24 b
Böylece yiyeceğe kavuşan yamyamlar; son
raddeye gelmiş açlığıyla, ölmeyi bile göze alıp, canını dişine takmış yamyam indirgenmiş
güdülerle sakinleşip normal akli selim tutumları içine dönmekle üretici grup
alanını terk ediyorlardı.
Bu tür girişmeler içindeki üretici
grupla yamyam gruplar arası ilk temaslarda tek taraflı bir sunu vardı. Ve sunu
yapan grup böylece mücadele vermeden yamyamlara karşı canını kurtarıyordular.
Masallardaki çeşme başında bekleyen
devin her ay ya da her yıl çeşmeli köyde yiyecek bir insan almadan suyu
vermemesini veya çeşmeye muhtaç olanlardan yiyecek alana kadar çeşmenin irin akıtmasını
anlatan masallardaki esbabı mucizeyi şimdi anladık mı?
Üretici grubun yamyamlar için dışarı
yiyecek bırakmasının birçok yansıması vardı. Bunlardan bir ikisi şöyleydi.
Yiyeceğin saldıran yamyam grup için dışarıya bırakılması eylemi bir hediye olgusunu,
bir sunuda bulunmayı, bir kurban sunmayı ortaya çıkarmıştı.
Bu kurban sunusu sayesinde İki grup az
çok birbirine yaklaşıyorlardı. Sunu
yapılan yamyam grup sunuculara sempati duyup onları uzaktan denetlemekle
üreticileri koruyup üreticilerin koruyucu melekleri oluyorlardı.
Sunular, yani kurbanlar veya hediyeler
yamyamların aç ve saldırgan öfkesi olan gazabı dindiriyorlardı. Sunular üretici
grubun başındaki yamyam belasını defediyordu. İşte kurbanların yamyam tehdidi
gibi bir belayı defetme işine saddugu diyorlardı. Kurban sadakası diyorlardı.
Yani sadaka verme veya şimdiki deyimle vergi verme, baç verme, haraç verme,
komisyon verme vs.denmiş oluyorlardı.
Kısacası bir kurban sunusu yansıması
içinde birbirini dışlayan düşman grupları birbirine yaklaştırma olayı vardı. Koruyuculuk
olayı vardı. Belayı veya tehdidi defetme olayı vardı. Yamyamca açlığın gazabını
dindirme olayı vardı. Üreten grubun hediye veya kurban sunusu emeğine karşılık,
yamyam grubun koruyucu, savunmacı emeklerinin takas edilme olayı vardı. Tüm
bunlar sunu beraberinde belirmişti.
Oysaki daha sonra yapılacak olan ilahi
ittifaklar dediğimiz temaslar, üreten iki grubun temasıydı. Biri üreten diğeri
yamyam grubun kurban sunulu teması değildi. İlk ön ittifaklı temaslar içinde
her iki grup da hem üretici gruplardı. Hem birbirinin ürettiklerini tüketen
gruplardı.
Karşılıklı olarak üreten gruplar birbirlerine
ürettikleri totem yiyeceklerin takdim esini (kurban sunusunu) yapıyorlardı.

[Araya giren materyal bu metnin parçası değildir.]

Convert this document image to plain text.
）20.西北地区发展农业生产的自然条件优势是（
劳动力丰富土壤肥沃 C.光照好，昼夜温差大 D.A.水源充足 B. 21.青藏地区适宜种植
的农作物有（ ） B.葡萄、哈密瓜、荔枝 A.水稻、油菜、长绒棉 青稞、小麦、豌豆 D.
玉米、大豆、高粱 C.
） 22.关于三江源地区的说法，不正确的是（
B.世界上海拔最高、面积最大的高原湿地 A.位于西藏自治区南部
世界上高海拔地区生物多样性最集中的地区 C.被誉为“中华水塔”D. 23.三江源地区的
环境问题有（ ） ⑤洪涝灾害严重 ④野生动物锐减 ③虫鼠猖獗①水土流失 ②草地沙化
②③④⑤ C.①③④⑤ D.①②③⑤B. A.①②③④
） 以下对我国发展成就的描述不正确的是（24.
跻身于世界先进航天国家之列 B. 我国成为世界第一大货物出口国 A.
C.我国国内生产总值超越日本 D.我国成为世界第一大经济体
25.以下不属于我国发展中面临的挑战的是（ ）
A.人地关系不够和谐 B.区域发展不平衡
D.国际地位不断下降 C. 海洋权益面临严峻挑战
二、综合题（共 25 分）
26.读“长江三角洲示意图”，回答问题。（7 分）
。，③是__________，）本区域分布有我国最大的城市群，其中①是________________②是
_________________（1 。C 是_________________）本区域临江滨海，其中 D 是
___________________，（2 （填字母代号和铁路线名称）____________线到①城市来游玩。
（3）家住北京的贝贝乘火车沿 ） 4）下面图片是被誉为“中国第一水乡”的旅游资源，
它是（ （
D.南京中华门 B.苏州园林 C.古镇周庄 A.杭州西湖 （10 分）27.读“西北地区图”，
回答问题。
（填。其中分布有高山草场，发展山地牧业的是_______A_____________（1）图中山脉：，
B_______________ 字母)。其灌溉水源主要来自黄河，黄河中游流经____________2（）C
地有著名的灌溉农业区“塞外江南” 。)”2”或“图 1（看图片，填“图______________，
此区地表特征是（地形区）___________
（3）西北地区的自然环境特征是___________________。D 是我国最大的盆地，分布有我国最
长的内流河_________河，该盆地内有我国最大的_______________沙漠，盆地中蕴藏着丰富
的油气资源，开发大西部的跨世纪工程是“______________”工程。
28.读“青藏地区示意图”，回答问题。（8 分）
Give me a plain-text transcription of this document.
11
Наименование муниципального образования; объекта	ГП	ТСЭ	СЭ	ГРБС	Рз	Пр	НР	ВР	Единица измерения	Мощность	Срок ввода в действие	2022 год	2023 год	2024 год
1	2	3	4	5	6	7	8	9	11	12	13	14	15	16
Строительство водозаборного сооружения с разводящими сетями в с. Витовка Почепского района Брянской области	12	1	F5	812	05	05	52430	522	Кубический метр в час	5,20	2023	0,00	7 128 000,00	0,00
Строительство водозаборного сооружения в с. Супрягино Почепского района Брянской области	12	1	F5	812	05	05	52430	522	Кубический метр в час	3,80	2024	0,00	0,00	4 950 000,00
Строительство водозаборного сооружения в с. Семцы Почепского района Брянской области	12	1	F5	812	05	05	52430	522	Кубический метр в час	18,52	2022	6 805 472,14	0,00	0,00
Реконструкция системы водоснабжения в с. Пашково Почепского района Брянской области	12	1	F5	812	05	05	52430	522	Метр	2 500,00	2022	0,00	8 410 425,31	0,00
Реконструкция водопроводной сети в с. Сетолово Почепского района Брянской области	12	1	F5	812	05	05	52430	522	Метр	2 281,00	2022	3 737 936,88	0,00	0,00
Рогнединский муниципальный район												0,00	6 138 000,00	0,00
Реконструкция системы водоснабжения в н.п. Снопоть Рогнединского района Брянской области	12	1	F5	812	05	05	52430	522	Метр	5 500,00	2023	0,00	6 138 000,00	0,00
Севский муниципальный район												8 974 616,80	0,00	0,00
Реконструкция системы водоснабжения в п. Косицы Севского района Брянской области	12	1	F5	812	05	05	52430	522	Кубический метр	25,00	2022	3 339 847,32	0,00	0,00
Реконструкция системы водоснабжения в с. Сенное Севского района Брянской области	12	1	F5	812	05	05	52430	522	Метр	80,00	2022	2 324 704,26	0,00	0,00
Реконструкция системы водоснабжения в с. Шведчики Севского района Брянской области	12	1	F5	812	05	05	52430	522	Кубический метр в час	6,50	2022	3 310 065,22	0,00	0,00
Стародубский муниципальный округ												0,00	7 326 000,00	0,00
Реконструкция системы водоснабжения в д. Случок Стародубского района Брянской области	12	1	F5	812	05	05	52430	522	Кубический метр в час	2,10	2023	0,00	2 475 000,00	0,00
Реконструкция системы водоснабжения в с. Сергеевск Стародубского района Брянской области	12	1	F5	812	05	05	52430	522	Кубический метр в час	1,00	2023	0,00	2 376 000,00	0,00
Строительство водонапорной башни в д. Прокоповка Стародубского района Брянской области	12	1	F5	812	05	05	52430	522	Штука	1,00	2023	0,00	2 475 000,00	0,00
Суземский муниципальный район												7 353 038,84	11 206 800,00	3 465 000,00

Yani ilahi ittifaklı ilk sunular, somut bir inşai gerçekliktiler. İçinde köleci
mülkiyete ait fitne, fesat, aldatma, hile gibi kavramsal mantığa göre
davranmanın emaresi yoktu.
Hatta ilk girişme olan ekonomik sürecin
temelinde doğrudan olmayan ilişkin bir kurban veya hediye sunusu vardı. İlk temaslar ekonomiye temel olacak ilkelerin
ifadesiydiler.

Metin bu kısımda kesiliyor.